Onderzoekers van Google DeepMind, die zich bezighouden met kunstmatige intelligentie (ki) hebben een computersysteem in elkaar geknutseld dat uiterst bedreven zou zijn in enkele tientallen ouderwetse computerspelletjes van Atari zoals Breakout. In veel gevallen scoorde de computer beter dan menselijke spelers, zonder het spel vooraf ‘gezien’ te hebben. De onderzoekers bouwden daarvoor een lerend systeem dat gebaseerd is op neurale netwerken en gebruik maakt van het zogeheten beloningsleren: DQN.
In theorie kunnen computers razendsnel leren, maar aan de mens hebben ze een trage leraar. Zonder de mens als leraar, het zogeheten onbegeleid leren, zijn de ki-prestaties van de computer niet veel verder gekomen het herkennen van handschriften, postcodes of van flarden van liedjes. Een jaar geleden gaf Demis Hassabis, informaticus en ex-spelontwerper, in Parijs een lezing over hoe dat beter zou kunnen. Een paar maanden daarvoor was zijn bedrijf DeepMind voor een halfmiljard dollar overgenomen door Google. Achter Hassabis werd een film afgespeeld die niet waar kon zijn. Een computer leerde zichzelf hoe hij/zij ingewikkelde spellen kon spelen zoals Breakout, waarin je met een kogel een muur moet afbreken.
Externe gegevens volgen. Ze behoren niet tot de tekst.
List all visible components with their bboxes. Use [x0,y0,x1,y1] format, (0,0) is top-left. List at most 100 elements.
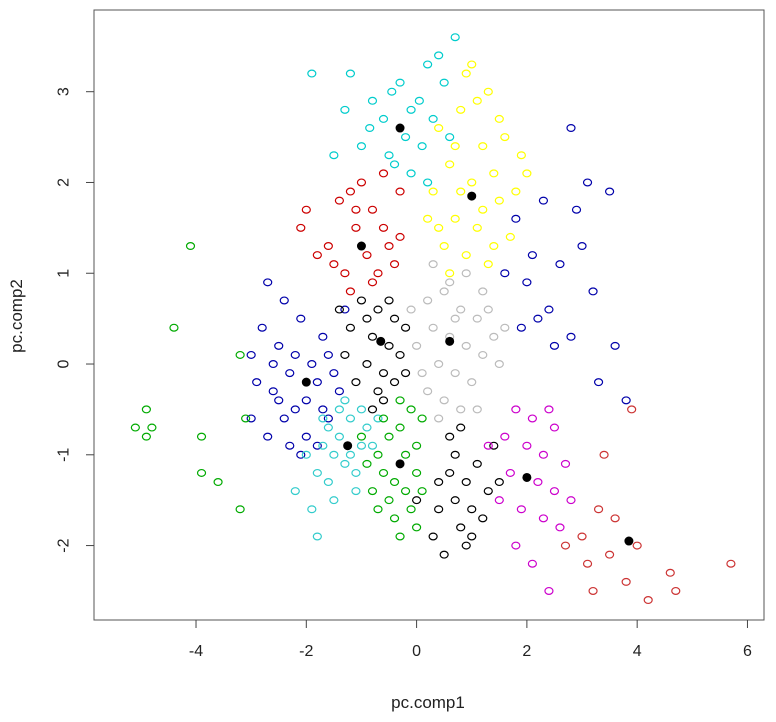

Na het spel onderzocht te hebben, ontwikkelde de computer strategieën die mensen zelden bedenken, zoals een gat in de muur maken om de kogel de muur van achteren te kunnen aanvallen.
Het door de onderzoekers ontwikkelde systeem DQN is een combinatie van neurale netwerken en Q-leren. De diepe neurale netwerken (de D in DQN staat voor diep) is losjes gebaseerd op hoe het zicht werkt. DQN ziet en reageert op het spel zoals mensen zouden doen: handelen en kijken wat er op het scherm gebeurt. Q-leren is een wiskundige variant van een psychologisch concept dat beloningsleren (reinformcement learning in het Engels) wordt genoemd. Psychologen denken dat leren bij mensen en dieren zo werkt. De beloning voor de speler zijn de punten die hij/zij kan winnen. Om dat systeem uit te proberen lieten de onderzoekers hun systeem los op 49 klassieke Atari-2600-spellen uit de jaren 80. Dat zijn volgens Hassabis niet te makkelijke en niet te moeilijke spellen. Ze gaven DQN twee weken per spel op een een gewone bureaucomputer (dus niks super).
Het was verre van zeker dat dat ging werken, maar bij ongeveer de helft van de spellen speelde DQN de menselijke spelers weg, zoals in, onder meer, Breakout, Video Pinball en Space Invaders. De volgende stap was kennisoverdracht van het ene spel naar een ander. Op basis van dit onderzoek zou je kunnen speculeren dat computers ook ingewikkelder dingen kunnen leren zoals autorijden. Het is echter alleen de vraag of een computer dat soort dingen kan leren vanuit het niets. Hoe dan ook, het lijkt er op dat het eindelijk na meer dan dertig jaar een ‘belofte’ te zijn geweest, enige schot zit in de ki.